Tuesday, October 27, 2009

A Tout France


Sometime correspondent (and blogger on all things culinary near Puget Sound) Ronald Holden is in New York for French Affairs, a conference put on by the French Government Tourist Office.

Although Ron rightly complains about this agency's overly busy Web site (although I love that it leads to a vlog called Lost in Francelation), he finds much to admire about France's unified national program for attracting tourist dollars:

France was the first country to target a wide variety of niche travel markets: gay & lesbian, Jewish, religious, Hispanic, luxury, first-timers, retirees, French expats. Theme travel, too: culinary, wine, ski, spa, and so on. There's no comparable agency promoting the entire USA; individual companies (airlines, hotel chains, Disneyland destinations) and individual states and cities are expected to do their own marketing campaigns. The Sarkozy government pitched in to help France's embattled hospitality sector by cutting the VAT on restaurant meals by 75 percent, but hotel revenues, in the world's most visited country (77 million foreign tourists a year) are still down 13 percent.

So: Not only does France go out of its way to welcome everyone and tempt them with everything, it's also applying good old-fashioned tax policy to make eating out cheaper across the entire country.

That can only encourage longer stays and accomplishing something I was unable to do last year: tear myself away from Paris proper and see the countryside.

It makes me wonder who could possibly take the reins and promote Brand America with one voice, 'round the world.

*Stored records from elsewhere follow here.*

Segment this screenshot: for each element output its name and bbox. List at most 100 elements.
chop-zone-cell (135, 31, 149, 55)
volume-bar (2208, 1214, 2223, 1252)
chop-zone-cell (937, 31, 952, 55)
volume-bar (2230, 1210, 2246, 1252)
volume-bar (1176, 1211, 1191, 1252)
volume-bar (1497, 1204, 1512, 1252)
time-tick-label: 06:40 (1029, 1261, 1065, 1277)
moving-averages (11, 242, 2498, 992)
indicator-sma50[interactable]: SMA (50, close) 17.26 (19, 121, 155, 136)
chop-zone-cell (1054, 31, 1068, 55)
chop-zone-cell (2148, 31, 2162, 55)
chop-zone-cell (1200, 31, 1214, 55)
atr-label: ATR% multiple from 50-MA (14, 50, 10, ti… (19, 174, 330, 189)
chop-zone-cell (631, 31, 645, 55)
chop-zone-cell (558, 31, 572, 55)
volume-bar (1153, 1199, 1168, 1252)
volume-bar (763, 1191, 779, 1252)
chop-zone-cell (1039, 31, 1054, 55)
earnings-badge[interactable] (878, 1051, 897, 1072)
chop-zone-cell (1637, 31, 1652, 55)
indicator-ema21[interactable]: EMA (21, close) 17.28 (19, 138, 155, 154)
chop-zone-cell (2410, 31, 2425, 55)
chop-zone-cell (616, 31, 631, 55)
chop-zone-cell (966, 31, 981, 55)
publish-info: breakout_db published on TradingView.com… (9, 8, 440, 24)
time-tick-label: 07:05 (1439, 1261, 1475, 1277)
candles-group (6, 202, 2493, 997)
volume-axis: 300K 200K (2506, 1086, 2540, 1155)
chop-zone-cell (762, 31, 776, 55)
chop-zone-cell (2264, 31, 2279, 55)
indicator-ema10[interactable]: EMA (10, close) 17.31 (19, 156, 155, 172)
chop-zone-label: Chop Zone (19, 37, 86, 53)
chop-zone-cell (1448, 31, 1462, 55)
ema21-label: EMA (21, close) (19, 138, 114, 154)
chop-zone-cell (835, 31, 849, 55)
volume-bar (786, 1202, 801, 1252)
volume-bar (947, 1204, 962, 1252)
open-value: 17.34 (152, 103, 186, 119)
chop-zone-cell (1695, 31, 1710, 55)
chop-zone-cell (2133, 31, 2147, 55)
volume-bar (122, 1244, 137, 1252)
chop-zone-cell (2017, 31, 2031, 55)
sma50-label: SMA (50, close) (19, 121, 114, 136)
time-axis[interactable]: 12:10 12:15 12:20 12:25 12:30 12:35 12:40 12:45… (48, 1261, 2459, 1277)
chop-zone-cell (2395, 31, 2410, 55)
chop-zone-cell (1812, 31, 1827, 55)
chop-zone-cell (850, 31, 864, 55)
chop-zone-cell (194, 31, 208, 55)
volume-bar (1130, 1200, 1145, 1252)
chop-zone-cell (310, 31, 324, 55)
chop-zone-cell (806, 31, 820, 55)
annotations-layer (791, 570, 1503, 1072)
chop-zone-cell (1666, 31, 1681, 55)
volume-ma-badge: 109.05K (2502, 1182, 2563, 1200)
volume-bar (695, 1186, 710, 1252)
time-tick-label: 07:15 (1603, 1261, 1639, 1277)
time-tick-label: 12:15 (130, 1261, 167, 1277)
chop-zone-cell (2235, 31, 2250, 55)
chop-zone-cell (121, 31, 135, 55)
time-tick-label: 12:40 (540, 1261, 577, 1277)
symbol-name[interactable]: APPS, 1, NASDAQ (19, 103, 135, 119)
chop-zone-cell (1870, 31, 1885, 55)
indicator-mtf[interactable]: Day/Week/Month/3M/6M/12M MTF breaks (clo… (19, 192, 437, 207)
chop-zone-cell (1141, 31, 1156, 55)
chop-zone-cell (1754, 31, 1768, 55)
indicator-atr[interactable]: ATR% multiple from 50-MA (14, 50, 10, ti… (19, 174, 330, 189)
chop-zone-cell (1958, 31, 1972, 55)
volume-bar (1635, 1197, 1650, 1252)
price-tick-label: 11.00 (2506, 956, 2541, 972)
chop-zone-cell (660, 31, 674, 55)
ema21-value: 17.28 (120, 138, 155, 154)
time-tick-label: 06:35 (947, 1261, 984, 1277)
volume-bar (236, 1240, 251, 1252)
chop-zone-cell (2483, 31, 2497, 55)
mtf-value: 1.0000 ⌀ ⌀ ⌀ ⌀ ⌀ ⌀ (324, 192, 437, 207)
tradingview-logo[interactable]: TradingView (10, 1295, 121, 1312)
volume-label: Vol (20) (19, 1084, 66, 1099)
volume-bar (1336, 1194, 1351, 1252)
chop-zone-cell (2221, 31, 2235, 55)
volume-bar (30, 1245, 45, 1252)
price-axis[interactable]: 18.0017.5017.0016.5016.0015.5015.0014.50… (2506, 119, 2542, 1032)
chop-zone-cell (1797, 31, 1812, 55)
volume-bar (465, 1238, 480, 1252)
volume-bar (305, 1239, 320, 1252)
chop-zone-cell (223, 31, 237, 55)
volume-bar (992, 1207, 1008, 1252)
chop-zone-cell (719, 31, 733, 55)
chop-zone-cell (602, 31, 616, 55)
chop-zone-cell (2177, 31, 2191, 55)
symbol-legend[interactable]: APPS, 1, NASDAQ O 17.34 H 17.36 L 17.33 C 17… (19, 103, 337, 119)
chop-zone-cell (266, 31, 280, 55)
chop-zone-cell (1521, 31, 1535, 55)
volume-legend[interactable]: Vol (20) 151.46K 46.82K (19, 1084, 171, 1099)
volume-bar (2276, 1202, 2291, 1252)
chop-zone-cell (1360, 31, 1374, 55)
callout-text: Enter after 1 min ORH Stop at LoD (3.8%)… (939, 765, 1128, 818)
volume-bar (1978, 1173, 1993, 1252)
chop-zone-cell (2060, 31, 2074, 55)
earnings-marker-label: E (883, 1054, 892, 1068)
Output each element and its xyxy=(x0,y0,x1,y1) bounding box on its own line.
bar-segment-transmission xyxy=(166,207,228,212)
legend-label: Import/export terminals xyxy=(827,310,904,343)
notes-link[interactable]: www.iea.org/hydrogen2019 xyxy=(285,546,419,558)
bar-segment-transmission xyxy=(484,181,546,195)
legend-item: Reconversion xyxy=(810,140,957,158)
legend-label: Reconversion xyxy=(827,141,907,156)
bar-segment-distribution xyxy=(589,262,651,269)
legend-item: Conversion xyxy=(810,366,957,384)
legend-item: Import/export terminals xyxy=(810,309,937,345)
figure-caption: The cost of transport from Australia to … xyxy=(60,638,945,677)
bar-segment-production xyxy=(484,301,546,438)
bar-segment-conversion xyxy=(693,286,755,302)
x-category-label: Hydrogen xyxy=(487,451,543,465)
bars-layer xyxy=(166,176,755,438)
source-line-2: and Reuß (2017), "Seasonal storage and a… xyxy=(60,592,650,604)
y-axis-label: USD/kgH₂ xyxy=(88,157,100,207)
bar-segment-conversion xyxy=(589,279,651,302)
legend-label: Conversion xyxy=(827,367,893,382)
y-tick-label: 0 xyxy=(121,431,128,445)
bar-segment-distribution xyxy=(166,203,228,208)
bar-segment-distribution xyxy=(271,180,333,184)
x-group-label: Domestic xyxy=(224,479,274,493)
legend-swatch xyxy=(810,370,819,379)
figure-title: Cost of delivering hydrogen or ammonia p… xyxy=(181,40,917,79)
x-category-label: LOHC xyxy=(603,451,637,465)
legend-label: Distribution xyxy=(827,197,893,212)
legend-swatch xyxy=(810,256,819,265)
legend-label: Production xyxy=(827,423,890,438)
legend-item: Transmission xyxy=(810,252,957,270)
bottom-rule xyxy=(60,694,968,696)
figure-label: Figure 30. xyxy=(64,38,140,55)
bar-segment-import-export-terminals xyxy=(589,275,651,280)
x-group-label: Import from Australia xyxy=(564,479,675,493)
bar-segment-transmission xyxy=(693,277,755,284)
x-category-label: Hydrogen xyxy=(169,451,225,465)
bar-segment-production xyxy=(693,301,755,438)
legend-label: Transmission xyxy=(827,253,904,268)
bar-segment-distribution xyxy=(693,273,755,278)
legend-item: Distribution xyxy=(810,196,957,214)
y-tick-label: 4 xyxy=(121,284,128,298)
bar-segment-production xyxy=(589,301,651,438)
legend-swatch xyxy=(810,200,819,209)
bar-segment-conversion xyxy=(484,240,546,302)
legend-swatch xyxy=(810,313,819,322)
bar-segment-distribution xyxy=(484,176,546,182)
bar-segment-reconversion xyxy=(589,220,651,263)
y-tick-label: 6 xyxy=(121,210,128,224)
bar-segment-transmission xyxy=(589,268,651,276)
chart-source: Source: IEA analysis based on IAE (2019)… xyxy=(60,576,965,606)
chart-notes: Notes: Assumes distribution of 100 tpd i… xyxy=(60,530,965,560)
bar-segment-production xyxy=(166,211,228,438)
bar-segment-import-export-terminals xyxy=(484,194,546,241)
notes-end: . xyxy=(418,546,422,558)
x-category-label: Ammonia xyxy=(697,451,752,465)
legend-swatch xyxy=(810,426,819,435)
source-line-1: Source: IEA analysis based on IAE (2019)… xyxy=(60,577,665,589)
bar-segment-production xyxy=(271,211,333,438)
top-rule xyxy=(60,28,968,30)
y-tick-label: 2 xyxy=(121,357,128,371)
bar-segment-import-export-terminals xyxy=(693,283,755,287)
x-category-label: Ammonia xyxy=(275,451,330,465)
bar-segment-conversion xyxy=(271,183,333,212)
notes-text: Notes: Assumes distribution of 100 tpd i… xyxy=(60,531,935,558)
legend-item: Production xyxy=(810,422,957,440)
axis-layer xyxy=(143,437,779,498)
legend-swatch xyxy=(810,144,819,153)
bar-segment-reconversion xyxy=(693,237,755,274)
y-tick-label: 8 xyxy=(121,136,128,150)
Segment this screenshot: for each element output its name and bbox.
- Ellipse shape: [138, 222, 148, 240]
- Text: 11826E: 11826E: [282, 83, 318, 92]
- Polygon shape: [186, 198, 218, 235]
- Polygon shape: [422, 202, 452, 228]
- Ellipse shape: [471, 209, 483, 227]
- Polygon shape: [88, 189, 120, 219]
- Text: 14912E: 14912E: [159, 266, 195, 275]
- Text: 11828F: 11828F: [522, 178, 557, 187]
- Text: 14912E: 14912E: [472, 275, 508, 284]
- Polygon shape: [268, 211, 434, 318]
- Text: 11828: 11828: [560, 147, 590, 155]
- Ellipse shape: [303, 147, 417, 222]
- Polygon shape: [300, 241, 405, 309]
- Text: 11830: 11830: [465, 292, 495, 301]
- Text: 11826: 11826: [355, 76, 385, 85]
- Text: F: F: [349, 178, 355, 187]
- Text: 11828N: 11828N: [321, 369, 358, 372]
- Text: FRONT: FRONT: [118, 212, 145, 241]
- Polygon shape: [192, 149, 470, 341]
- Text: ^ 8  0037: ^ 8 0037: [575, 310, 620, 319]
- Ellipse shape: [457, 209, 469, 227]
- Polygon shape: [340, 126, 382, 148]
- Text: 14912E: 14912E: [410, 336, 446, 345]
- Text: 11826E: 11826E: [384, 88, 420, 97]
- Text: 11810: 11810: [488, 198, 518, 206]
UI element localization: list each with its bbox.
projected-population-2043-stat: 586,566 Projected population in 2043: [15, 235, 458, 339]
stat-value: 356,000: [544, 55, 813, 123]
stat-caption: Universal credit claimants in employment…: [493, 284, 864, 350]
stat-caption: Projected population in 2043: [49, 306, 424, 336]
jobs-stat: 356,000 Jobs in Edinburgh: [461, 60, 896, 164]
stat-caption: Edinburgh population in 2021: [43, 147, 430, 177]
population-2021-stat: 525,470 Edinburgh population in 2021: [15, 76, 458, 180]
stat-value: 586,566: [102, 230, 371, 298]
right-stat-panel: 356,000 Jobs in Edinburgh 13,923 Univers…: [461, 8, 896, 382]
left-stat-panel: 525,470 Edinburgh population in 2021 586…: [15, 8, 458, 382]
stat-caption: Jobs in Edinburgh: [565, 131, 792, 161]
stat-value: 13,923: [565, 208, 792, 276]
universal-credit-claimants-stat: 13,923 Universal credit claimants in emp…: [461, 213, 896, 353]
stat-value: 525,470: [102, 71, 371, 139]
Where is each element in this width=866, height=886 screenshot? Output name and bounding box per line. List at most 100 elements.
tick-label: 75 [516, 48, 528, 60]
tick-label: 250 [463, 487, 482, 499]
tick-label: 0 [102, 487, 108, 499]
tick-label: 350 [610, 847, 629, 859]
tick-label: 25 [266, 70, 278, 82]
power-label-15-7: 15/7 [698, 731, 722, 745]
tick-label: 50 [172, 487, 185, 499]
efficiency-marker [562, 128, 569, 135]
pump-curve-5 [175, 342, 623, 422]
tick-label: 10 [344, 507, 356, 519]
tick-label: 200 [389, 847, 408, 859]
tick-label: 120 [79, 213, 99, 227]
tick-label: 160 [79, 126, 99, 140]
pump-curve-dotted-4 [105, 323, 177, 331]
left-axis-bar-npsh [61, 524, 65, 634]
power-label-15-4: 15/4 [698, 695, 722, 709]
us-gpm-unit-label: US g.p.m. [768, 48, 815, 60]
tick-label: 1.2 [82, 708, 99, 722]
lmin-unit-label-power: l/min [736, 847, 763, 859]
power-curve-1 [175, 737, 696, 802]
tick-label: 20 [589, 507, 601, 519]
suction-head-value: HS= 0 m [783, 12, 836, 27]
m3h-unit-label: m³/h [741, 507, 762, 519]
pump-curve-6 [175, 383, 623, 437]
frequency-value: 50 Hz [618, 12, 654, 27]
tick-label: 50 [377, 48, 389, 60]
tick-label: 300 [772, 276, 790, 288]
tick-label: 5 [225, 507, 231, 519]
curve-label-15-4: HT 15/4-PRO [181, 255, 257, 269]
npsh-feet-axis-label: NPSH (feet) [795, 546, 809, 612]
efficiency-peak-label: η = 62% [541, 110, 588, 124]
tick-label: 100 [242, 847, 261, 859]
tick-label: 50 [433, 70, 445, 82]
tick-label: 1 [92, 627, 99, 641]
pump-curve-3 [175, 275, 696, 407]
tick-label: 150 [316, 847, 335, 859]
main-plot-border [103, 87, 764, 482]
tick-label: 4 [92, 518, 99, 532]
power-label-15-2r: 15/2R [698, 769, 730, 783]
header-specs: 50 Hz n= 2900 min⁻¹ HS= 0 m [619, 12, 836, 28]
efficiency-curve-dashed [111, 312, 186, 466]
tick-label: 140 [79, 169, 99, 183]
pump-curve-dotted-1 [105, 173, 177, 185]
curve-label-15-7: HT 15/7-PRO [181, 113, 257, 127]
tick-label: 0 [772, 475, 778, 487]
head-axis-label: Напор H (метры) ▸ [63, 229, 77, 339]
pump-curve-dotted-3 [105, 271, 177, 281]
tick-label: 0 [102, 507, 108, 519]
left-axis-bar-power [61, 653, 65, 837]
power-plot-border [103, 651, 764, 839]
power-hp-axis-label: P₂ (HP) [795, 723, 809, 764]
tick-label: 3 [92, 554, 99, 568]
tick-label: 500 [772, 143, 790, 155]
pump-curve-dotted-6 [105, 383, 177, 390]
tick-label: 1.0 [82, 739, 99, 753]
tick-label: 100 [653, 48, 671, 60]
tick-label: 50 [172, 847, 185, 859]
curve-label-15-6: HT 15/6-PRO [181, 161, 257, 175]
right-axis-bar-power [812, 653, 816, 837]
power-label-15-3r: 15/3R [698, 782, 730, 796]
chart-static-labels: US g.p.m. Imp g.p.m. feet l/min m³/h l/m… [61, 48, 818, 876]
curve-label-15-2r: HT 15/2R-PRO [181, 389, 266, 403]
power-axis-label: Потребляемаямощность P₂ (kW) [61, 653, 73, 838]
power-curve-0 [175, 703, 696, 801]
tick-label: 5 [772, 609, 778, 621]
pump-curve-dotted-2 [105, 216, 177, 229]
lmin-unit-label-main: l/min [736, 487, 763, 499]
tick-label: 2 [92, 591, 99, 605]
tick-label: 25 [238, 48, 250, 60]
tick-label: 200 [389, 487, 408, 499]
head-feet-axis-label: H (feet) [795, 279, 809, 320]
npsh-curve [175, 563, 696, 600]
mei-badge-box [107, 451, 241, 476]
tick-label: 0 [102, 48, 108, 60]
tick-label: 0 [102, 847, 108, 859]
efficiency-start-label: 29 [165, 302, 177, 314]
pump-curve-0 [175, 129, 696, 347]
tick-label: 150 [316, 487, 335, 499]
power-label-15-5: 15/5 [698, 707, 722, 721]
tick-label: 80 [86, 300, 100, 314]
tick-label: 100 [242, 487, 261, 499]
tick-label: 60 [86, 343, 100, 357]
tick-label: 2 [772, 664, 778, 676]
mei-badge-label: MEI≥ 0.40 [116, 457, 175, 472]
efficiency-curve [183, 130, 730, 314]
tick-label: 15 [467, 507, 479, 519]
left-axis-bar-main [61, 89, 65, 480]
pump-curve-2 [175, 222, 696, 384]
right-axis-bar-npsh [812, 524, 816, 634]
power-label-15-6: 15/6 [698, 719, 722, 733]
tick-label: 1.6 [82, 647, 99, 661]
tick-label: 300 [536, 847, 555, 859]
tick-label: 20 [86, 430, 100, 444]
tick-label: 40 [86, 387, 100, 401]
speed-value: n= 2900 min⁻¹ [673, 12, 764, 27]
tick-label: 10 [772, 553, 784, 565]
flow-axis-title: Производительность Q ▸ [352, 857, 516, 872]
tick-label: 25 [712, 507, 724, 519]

I mean, besides Disney.

2 comments:

Cornichon said...

Thanks for the link and the quote, Paula. The point of my post on cornichon.org was that it's awfully hard to change course on a ship with 77 million visitors a year, but the French government has to do even more than it's doing now.

Meantime, there will never be a tourism brand for the US (unless it's "Obama") for the same reason that we can't agree on the simplest national policy issues. Our exposure to international visitors in the US is one-tenth of what Europeans see; it's not an important or visible part of our economy.

Cornichon said...

Sorry, it's Paul, not Paula. Tourette-syndrome-finger.